Faire payer les entreprises qui veulent construire et exploiter des fermes d’éoliennes se justifie par le fait que les équipements à implanter nécessitent de grandes surfaces de l’espace maritime public. D’autre part, l’électricité produite par les éoliennes doit être acheminée jusqu’aux lieux de consommation. Or, il est prévu que 90% des gains de l’enchère seront versés à partir de 2030, date de la mise en exploitation, en 20 tranches annuelles aux gestionnaires de réseau chargés des connexions entre les fermes et la côte. Que les travaux de connexion figurent dans les comptes des opérateurs d’éoliennes ou dans ceux des gestionnaires de réseau, in fine ce seront toujours les consommateurs (ou les contribuables) qui en supporteront la charge. De plus, l’échelonnement du paiement facilite le règlement de la charge financière. Pour ce qui est des autres recettes de l’enchère, 5% doivent être versés dans l’année qui vient au budget fédéral pour la conservation des fonds marins, et les 5% restants pour le soutien des activités de pêche durables, deux activités directement touchées par l’implantation des éoliennes.
Gains comptables et gains économiques
Pour beaucoup d’observateurs et pour les perdants de l’enchère, par exemple le danois Orsted, le prix à régler (en moyenne 1,8 millions d’euros du MW) est excessif. Effectivement, sur un plan purement comptable, il n’est pas sûr que l’opération se révèle profitable car la hausse des prix de l’énergie et des matières premières augmente fortement le coût des installations en mer. Par ailleurs, les deux gagnants devront effectuer des études préalables sous leur propre responsabilité avant de pouvoir installer un parc éolien car les sites mis aux enchères n'ont pas fait l'objet d'une enquête préliminaire du gouvernement. La dérive des coûts observée actuellement pose des problèmes de rentabilité. Ainsi, le 20 juillet on apprenait que le suédois Vattenfal suspendait son projet de Norfolk Boreas aux Royaume Uni (1,4 GW) en raison d’une hausse des coûts de 40%. Mais on peut penser que pour les deux gagnants des enchères allemandes, l’intérêt de l’opération va au-delà de l’aspect purement comptable puisque la création des fermes éoliennes permet aussi aux géants pétroliers de verdir leur portefeuille d’activités et leur image.
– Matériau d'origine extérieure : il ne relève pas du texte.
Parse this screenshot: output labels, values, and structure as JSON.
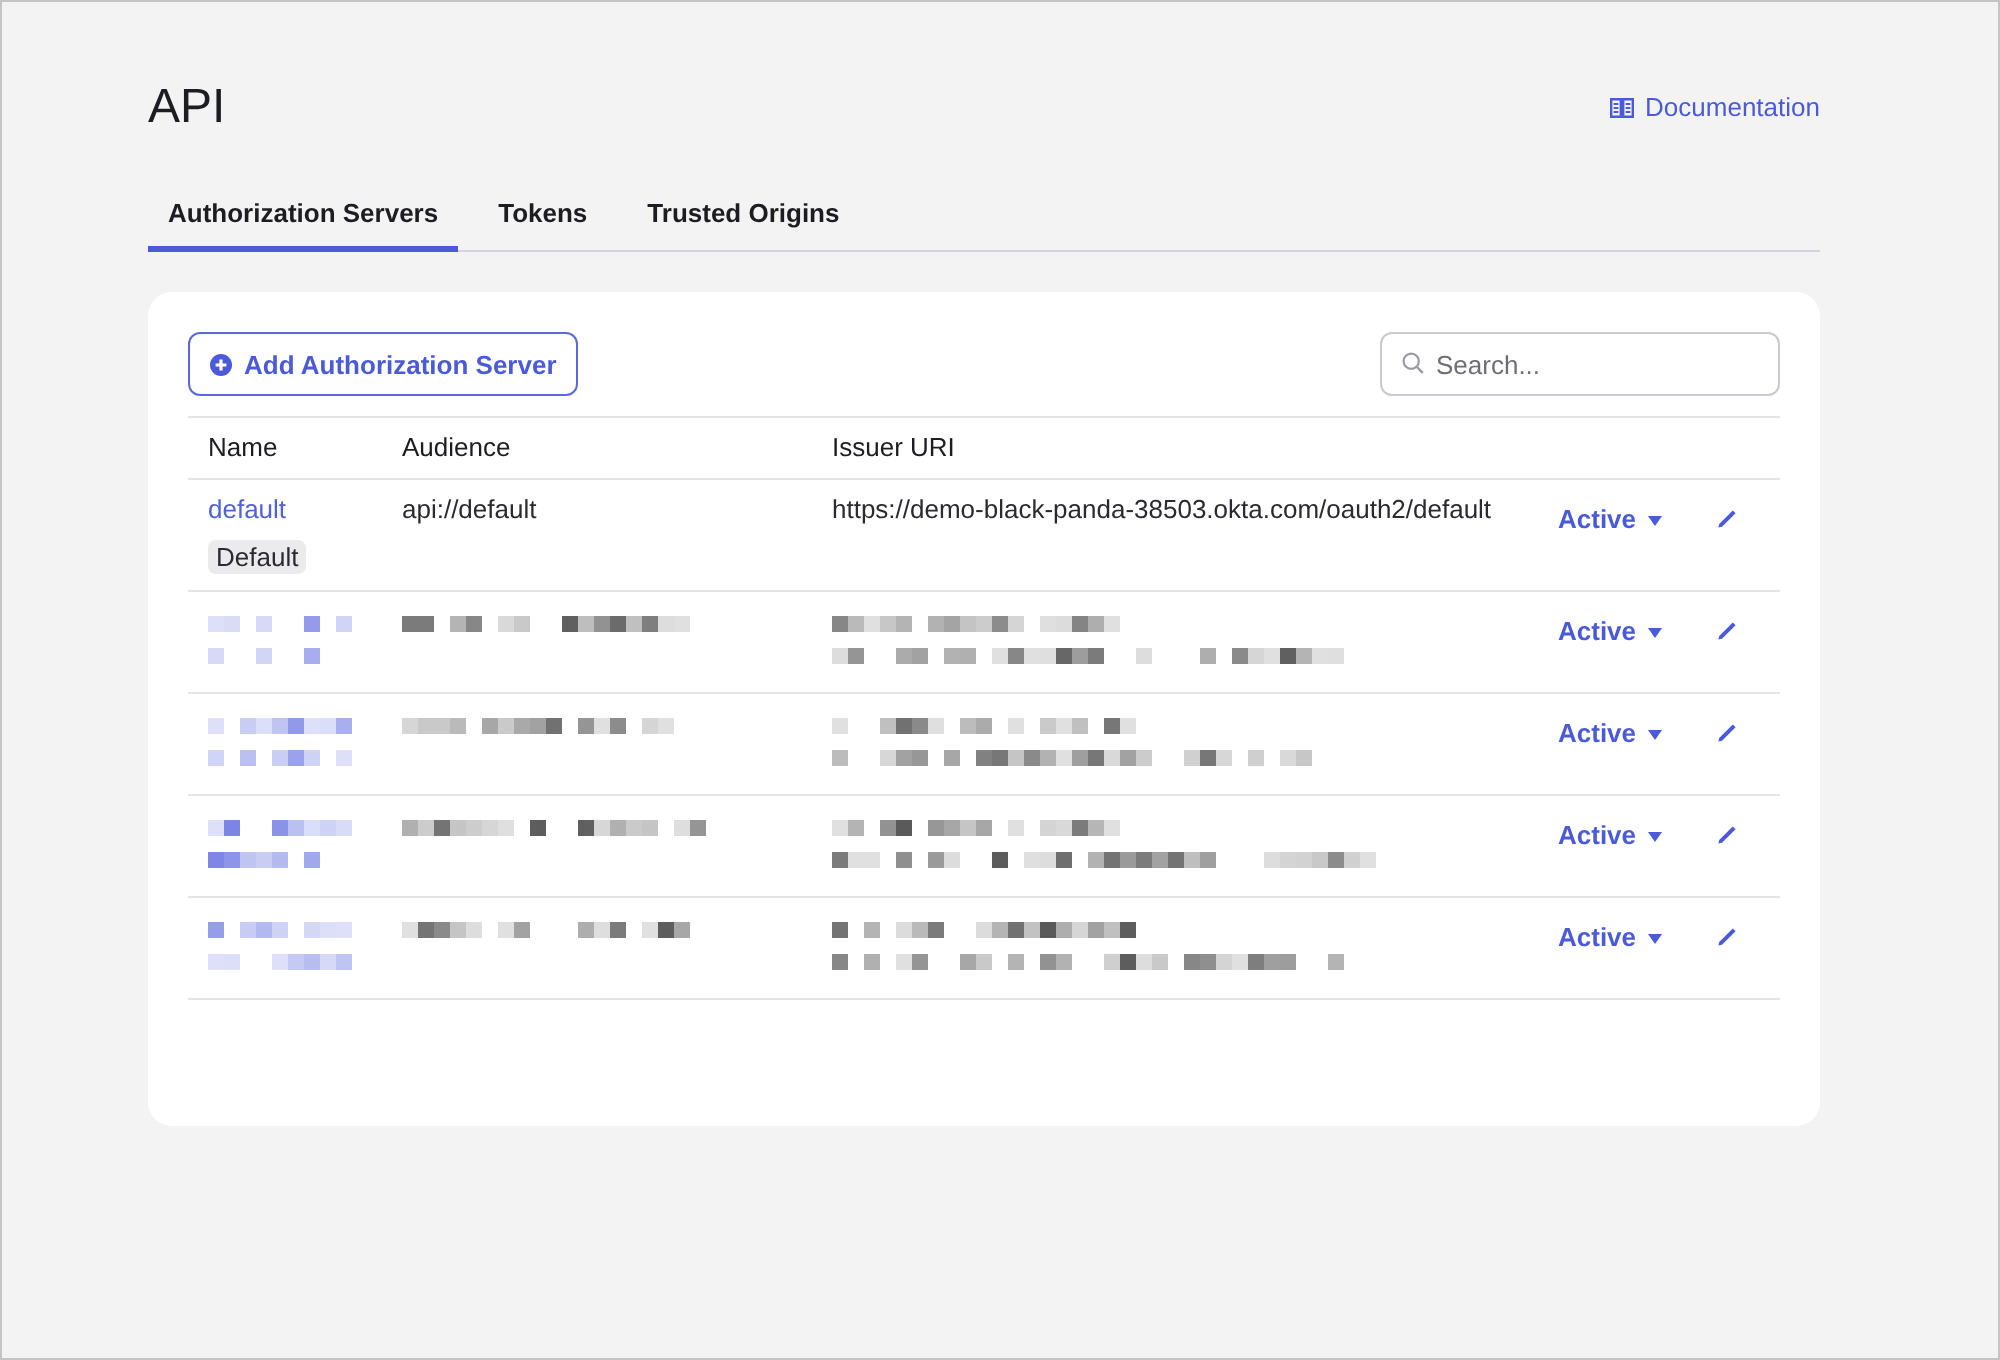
{
  "header": {
    "title": "API",
    "documentation_link": "Documentation"
  },
  "tabs": [
    {
      "label": "Authorization Servers",
      "selected": true
    },
    {
      "label": "Tokens",
      "selected": false
    },
    {
      "label": "Trusted Origins",
      "selected": false
    }
  ],
  "toolbar": {
    "add_button": "Add Authorization Server",
    "search": {
      "placeholder": "Search..."
    }
  },
  "table": {
    "columns": [
      "Name",
      "Audience",
      "Issuer URI"
    ],
    "rows": [
      {
        "kind": "plain",
        "name": "default",
        "badge": "Default",
        "audience": "api://default",
        "issuer_uri": "https://demo-black-panda-38503.okta.com/oauth2/default",
        "status": "Active"
      },
      {
        "kind": "pixelated",
        "status": "Active"
      },
      {
        "kind": "pixelated",
        "status": "Active"
      },
      {
        "kind": "pixelated",
        "status": "Active"
      },
      {
        "kind": "pixelated",
        "status": "Active"
      }
    ]
  }
}
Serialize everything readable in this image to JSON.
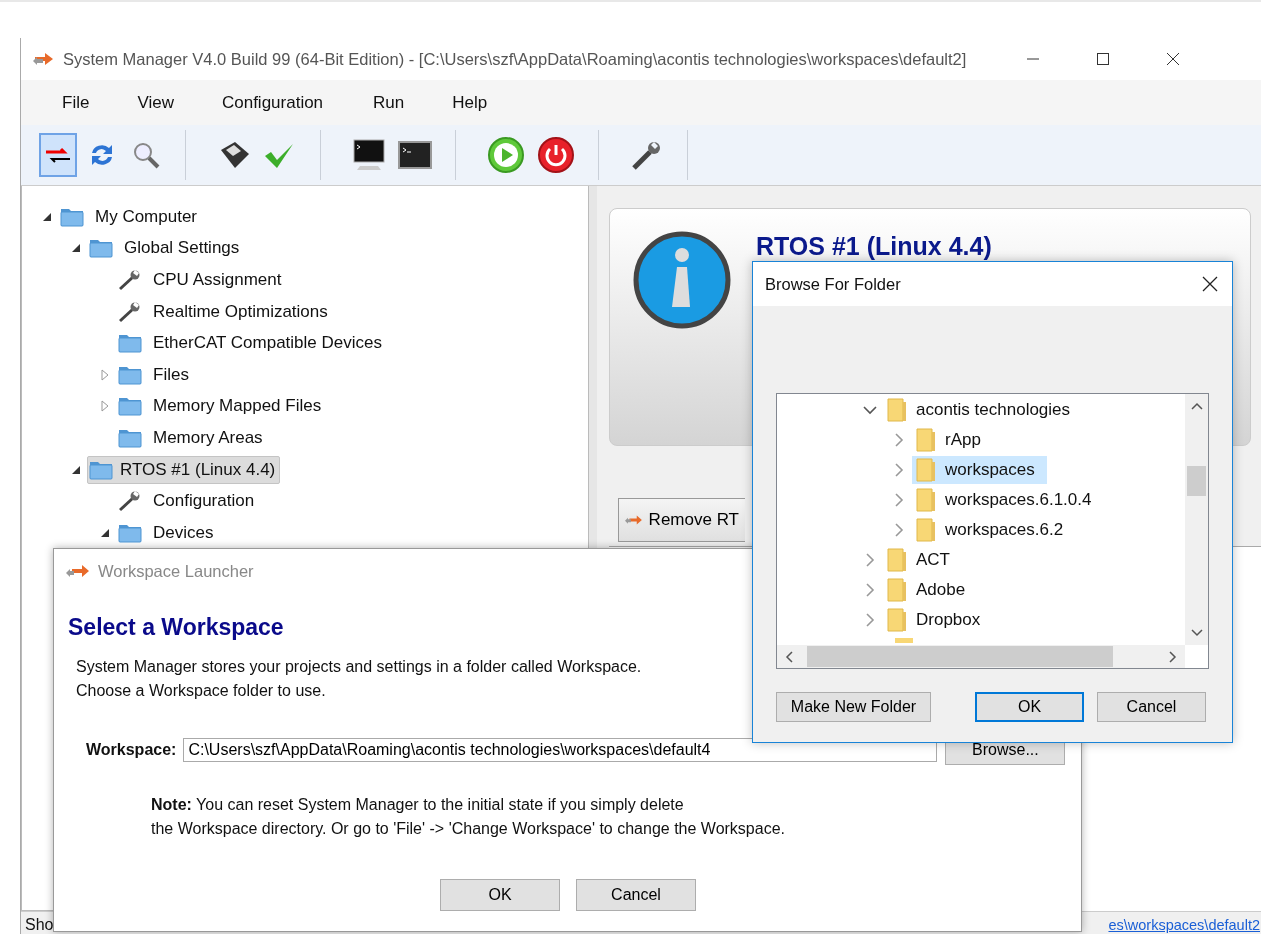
{
  "main_window": {
    "title": "System Manager V4.0 Build 99 (64-Bit Edition) - [C:\\Users\\szf\\AppData\\Roaming\\acontis technologies\\workspaces\\default2]",
    "menu": [
      "File",
      "View",
      "Configuration",
      "Run",
      "Help"
    ],
    "toolbar": [
      {
        "kind": "mode",
        "selected": true
      },
      {
        "kind": "refresh",
        "selected": false
      },
      {
        "kind": "search",
        "selected": false
      },
      {
        "kind": "separator"
      },
      {
        "kind": "save",
        "selected": false
      },
      {
        "kind": "check",
        "selected": false
      },
      {
        "kind": "separator"
      },
      {
        "kind": "monitor",
        "selected": false
      },
      {
        "kind": "terminal",
        "selected": false
      },
      {
        "kind": "separator"
      },
      {
        "kind": "start",
        "selected": false
      },
      {
        "kind": "power",
        "selected": false
      },
      {
        "kind": "separator"
      },
      {
        "kind": "wrench",
        "selected": false
      },
      {
        "kind": "separator"
      }
    ],
    "tree": [
      {
        "label": "My Computer",
        "kind": "folder",
        "expanded": true,
        "selected": false,
        "children": [
          {
            "label": "Global Settings",
            "kind": "folder",
            "expanded": true,
            "selected": false,
            "children": [
              {
                "label": "CPU Assignment",
                "kind": "setting",
                "selected": false
              },
              {
                "label": "Realtime Optimizations",
                "kind": "setting",
                "selected": false
              },
              {
                "label": "EtherCAT Compatible Devices",
                "kind": "folder",
                "selected": false
              },
              {
                "label": "Files",
                "kind": "folder",
                "expanded": false,
                "selected": false
              },
              {
                "label": "Memory Mapped Files",
                "kind": "folder",
                "expanded": false,
                "selected": false
              },
              {
                "label": "Memory Areas",
                "kind": "folder",
                "selected": false
              }
            ]
          },
          {
            "label": "RTOS #1 (Linux 4.4)",
            "kind": "folder",
            "expanded": true,
            "selected": true,
            "children": [
              {
                "label": "Configuration",
                "kind": "setting",
                "selected": false
              },
              {
                "label": "Devices",
                "kind": "folder",
                "expanded": true,
                "selected": false
              }
            ]
          }
        ]
      }
    ],
    "info_card": {
      "title": "RTOS #1 (Linux 4.4)"
    },
    "remove_button": {
      "label": "Remove RT"
    },
    "status_bar": {
      "left": "Sho",
      "right": "es\\workspaces\\default2"
    }
  },
  "workspace_launcher": {
    "title": "Workspace Launcher",
    "heading": "Select a Workspace",
    "description": [
      "System Manager stores your projects and settings in a folder called Workspace.",
      "Choose a Workspace folder to use."
    ],
    "workspace_label": "Workspace:",
    "workspace_value": "C:\\Users\\szf\\AppData\\Roaming\\acontis technologies\\workspaces\\default4",
    "browse_button": "Browse...",
    "note": [
      "**Note:** You can reset System Manager to the initial state if you simply delete",
      "the Workspace directory. Or go to 'File' -> 'Change Workspace' to change the Workspace."
    ],
    "buttons": [
      "OK",
      "Cancel"
    ]
  },
  "browse_dialog": {
    "title": "Browse For Folder",
    "tree": [
      {
        "label": "acontis technologies",
        "expanded": true,
        "selected": false,
        "children": [
          {
            "label": "rApp",
            "expanded": false,
            "selected": false
          },
          {
            "label": "workspaces",
            "expanded": false,
            "selected": true
          },
          {
            "label": "workspaces.6.1.0.4",
            "expanded": false,
            "selected": false
          },
          {
            "label": "workspaces.6.2",
            "expanded": false,
            "selected": false
          }
        ]
      },
      {
        "label": "ACT",
        "expanded": false,
        "selected": false
      },
      {
        "label": "Adobe",
        "expanded": false,
        "selected": false
      },
      {
        "label": "Dropbox",
        "expanded": false,
        "selected": false
      }
    ],
    "buttons": [
      {
        "label": "Make New Folder",
        "default": false
      },
      {
        "label": "OK",
        "default": true
      },
      {
        "label": "Cancel",
        "default": false
      }
    ]
  }
}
Pour les consommateurs d’électricité, voir qu’une partie des profits que BP et TotalEnergies ont engrangés pendant la récente crise de l’énergie est investie dans les énergies renouvelables est une bonne nouvelle. On suivra de près les prochaines ouvertures de marchés d’énergies renouvelables pour voir si cette réorientation des activités des deux groupes s’inscrit dans la durée.
Publié dans La Tribune, le 6 septembre 2023.